Award Information
Description of original award (Fiscal Year 2023, $419,714)
The Boston Police Department (BPD) and the Boston Medical Center’s Boston Emergency Services Team (BEST) have been collaborating on a co-response program since 2010. Last year, co-responder teams responded to 3,685 calls for service. With strong advocacy from its City Council, the City of Boston has institutionalized co-response by making it part of the operating budget, providing funding for clinicians throughout the City to serve Boston’s 695,000 residents. This investment began in 2019, when the City provided funding for 2.5 clinicians. In FY21, in response to anti-police sentiment following the George Floyd incident, the City re-allocated $2 million from the BPD overtime budget to hire 15 additional Master’s-level BEST clinicians to co-respond with BPD officers to the mental health needs of community members. With well over 10 years of strong collaboration, the BPD-BEST partnership continues to grow and strengthen and has fundamentally changed for the better the way the BPD responds to mental health-related calls. Despite this strong partnership, however, these two organizations have yet to integrate their data.

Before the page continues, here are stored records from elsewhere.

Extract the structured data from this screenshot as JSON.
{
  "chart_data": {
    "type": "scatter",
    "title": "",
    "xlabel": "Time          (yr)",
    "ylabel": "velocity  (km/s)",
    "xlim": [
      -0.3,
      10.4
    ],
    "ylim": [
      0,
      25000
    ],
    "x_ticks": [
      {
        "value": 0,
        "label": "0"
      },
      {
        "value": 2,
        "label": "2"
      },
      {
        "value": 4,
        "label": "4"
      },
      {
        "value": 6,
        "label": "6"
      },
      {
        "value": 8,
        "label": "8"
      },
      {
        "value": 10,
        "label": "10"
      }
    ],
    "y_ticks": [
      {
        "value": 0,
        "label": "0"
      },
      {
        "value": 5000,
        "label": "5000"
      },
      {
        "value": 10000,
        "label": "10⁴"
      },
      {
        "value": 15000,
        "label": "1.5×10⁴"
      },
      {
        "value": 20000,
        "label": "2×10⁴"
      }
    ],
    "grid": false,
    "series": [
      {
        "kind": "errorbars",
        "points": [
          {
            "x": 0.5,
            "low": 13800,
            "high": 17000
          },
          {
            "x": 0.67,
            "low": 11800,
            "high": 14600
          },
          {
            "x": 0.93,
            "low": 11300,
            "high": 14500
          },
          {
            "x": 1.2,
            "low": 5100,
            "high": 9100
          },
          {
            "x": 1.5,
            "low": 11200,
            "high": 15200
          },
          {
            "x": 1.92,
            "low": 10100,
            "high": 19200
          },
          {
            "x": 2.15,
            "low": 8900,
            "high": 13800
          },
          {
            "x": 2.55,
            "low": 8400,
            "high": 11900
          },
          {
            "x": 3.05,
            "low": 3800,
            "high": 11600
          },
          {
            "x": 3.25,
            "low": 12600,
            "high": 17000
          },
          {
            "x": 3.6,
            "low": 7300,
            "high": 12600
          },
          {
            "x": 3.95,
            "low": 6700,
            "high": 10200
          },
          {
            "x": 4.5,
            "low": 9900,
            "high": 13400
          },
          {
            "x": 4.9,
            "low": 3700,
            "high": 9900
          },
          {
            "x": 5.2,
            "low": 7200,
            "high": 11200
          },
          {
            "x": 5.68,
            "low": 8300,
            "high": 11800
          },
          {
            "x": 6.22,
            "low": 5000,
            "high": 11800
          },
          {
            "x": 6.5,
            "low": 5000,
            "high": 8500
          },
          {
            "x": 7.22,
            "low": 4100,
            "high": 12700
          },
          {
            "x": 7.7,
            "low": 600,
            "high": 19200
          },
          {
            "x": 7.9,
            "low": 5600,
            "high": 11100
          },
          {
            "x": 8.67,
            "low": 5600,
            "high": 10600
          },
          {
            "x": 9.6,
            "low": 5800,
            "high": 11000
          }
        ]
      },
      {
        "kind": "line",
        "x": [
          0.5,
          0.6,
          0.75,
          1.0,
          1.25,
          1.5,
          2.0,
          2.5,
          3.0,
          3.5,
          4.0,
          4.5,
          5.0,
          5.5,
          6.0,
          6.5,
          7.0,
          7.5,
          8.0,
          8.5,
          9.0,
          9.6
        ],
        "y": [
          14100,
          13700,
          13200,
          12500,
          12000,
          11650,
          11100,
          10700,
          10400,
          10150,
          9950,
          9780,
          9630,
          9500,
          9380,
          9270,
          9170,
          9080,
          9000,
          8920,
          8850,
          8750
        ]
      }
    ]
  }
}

The University of Massachusetts (UMASS) Lowell proposes to use JMHCP funds to integrate BPD and BEST data for 50-100 Boston community members who are high utilizers of emergency services, with a focus on women with mental illnesses. To protect the privacy of the community members involved, BPD and BEST employees will de-identify their respective data and make it securely available to UMASS Lowell researchers. The BPD and BEST will consult on data integration with the intent of institutionalizing a data sharing process that allows for analysis while maintaining the privacy of people experiencing crises. UMASS Lowell researchers will analyze the data and, in collaboration with BPD and BEST, they will use these data to identify specific points of potential intervention for these residents to avoid the need for future crisis response. Once the data are connected, they can also be used to indicate any gender-specific differences in the use of police and mental health services—differences that are not currently explored. By integrating these two data sources, we can strengthen the collaboration between BEST and BPD while enhancing services to the City of Boston’s most vulnerable residents. UMASS Lowell, which has not been a previous recipient of JMHCP funds, requests $419,714 in federal funds to accomplish the proposed goals.